全国建設業協会(今井雅則会長、全建)が9月27日に公表した2024年度「発注関係事務の運用状況等に関するアンケート」結果によると、監理技術者を補佐する者を置くことで監理技術者が複数の工事を兼任できる「特例監理技術者制度」(2020年10月1日施行)を積極的に活用している企業は、国土交通省発注では2割強(21.5%)とやや多かったが、民間発注では8.7%にとどまっていることがわかった。同制度にメリットを感じている企業も49.9%と半数にとどまっている。(※調査結果Ⅱ「会員企業からの回答」の数値、以下同様)
「活用していない」または「(活用に)メリットを感じない」理由については、「監理技術者の負担が大き過ぎる」「複数現場を管理することによる品質の低下を懸念する」「実質3名の技術者配置が必要となる結果、人員不足となる」「発注者に提案しても却下される」などの声が上がっている。
同調査は、会員企業の状況や課題を把握し、入札契約制度の改善に係る要望の基礎資料とすることを目的に実施。調査期間は2024年7月。回答数は2202社。
「スライド条項」の適用 民間8.3%
価格変動などに対応するための「スライド条項」の申請に関する調査では、直近1年間にスライド条項を申請したかを尋ねたところ、「申請しなかった」が62.4%と6割強に。民間発注では「申請しなかった」(71.2%)、「契約書になく申請できなかった」(14.6%)との回答が他の発注者に比べて高かった。「申請したが、適用されなかった」割合も、民間発注が4.7%で最も多かった。「申請し、適用された」割合は、全体では24.9%、国交省発注でも48.7%にとどまり、民間発注では8.3%と低い水準となっている。

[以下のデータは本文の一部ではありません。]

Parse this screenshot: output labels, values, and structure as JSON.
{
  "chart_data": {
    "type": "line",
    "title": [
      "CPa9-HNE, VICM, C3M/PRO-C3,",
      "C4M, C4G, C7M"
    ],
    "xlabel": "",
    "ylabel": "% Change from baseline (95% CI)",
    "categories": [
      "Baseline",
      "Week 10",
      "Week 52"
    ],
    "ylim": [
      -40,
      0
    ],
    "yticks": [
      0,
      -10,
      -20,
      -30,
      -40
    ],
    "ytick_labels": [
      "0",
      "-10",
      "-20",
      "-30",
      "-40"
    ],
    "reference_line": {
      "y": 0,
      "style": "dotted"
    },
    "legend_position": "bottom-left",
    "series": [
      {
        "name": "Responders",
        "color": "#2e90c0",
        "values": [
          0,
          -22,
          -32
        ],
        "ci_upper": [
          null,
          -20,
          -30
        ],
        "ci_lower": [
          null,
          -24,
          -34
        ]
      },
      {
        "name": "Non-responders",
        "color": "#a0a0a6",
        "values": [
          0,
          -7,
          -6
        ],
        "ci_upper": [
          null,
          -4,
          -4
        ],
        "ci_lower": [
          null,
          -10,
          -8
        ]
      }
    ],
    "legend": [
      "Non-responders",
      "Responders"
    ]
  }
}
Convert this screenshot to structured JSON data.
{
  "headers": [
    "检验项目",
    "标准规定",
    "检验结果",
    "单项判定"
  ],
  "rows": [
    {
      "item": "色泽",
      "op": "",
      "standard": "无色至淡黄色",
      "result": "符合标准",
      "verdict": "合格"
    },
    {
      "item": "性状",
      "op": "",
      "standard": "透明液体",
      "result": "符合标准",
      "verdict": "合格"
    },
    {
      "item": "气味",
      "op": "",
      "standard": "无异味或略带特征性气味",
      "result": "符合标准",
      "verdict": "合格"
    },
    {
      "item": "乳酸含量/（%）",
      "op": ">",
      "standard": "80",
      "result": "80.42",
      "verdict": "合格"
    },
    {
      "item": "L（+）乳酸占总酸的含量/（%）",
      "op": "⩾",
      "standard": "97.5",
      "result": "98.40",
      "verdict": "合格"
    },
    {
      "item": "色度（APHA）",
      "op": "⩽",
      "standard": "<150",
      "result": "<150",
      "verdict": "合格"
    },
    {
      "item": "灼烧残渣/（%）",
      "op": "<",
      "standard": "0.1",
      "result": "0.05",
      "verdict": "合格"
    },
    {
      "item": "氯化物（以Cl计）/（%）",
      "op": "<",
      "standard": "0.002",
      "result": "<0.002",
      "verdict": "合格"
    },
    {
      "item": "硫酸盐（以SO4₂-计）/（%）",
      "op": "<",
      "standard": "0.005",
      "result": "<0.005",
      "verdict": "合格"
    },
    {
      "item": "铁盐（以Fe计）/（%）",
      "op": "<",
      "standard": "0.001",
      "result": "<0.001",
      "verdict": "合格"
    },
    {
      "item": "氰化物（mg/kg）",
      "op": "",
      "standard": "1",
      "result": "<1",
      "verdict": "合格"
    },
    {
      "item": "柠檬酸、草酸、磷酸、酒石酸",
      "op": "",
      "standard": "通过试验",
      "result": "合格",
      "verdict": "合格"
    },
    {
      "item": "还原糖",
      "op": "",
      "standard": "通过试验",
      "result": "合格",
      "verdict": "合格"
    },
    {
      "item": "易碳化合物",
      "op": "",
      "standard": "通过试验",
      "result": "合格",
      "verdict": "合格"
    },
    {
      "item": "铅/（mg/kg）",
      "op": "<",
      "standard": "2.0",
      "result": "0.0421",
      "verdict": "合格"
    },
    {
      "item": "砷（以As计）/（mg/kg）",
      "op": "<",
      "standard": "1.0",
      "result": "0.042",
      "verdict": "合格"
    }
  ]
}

スライド条項の適用を申請するにあたって問題になっている点については、公共工事では「提出を求められる書類が多い」(22.7%)が最多。民間工事では「交渉には応じるが、増額には応じてくれない」(20.6%)が最多となっている。個別意見では、「求められる資料が多く割に合わない」(公共工事)、「契約書にスライド条項の記載がない」(民間工事)、「短期間の工事が多く、スライドの適用にならない」(同)などが上がった。
工期設定、作業員の休日考慮されず
「新・担い手3法」の施行により対応が強化された適正な工期設定については、「適正」と「概ね適正」の合計割合が、国・都道府県・政令指定都市・市区町村、PFI事業者では8割を超えたが、民間発注者では7割程度(75.4%)にとどまった。
適正でない内容について、民間発注者では「作業員の休日(週休2日など)が考慮されていない」(61.4%)との回答が最多となった。次いで「降雨・降雪などの作業不能日が考慮されていない」(38.6%)、「猛暑日が考慮されていない」(35.4%)との回答が多くなっている。国などを含めた発注者全体では、「設計内容と現場条件が乖離(かいり)している」「支障物が未撤去、関係者との協議が整っていない」などが多かった。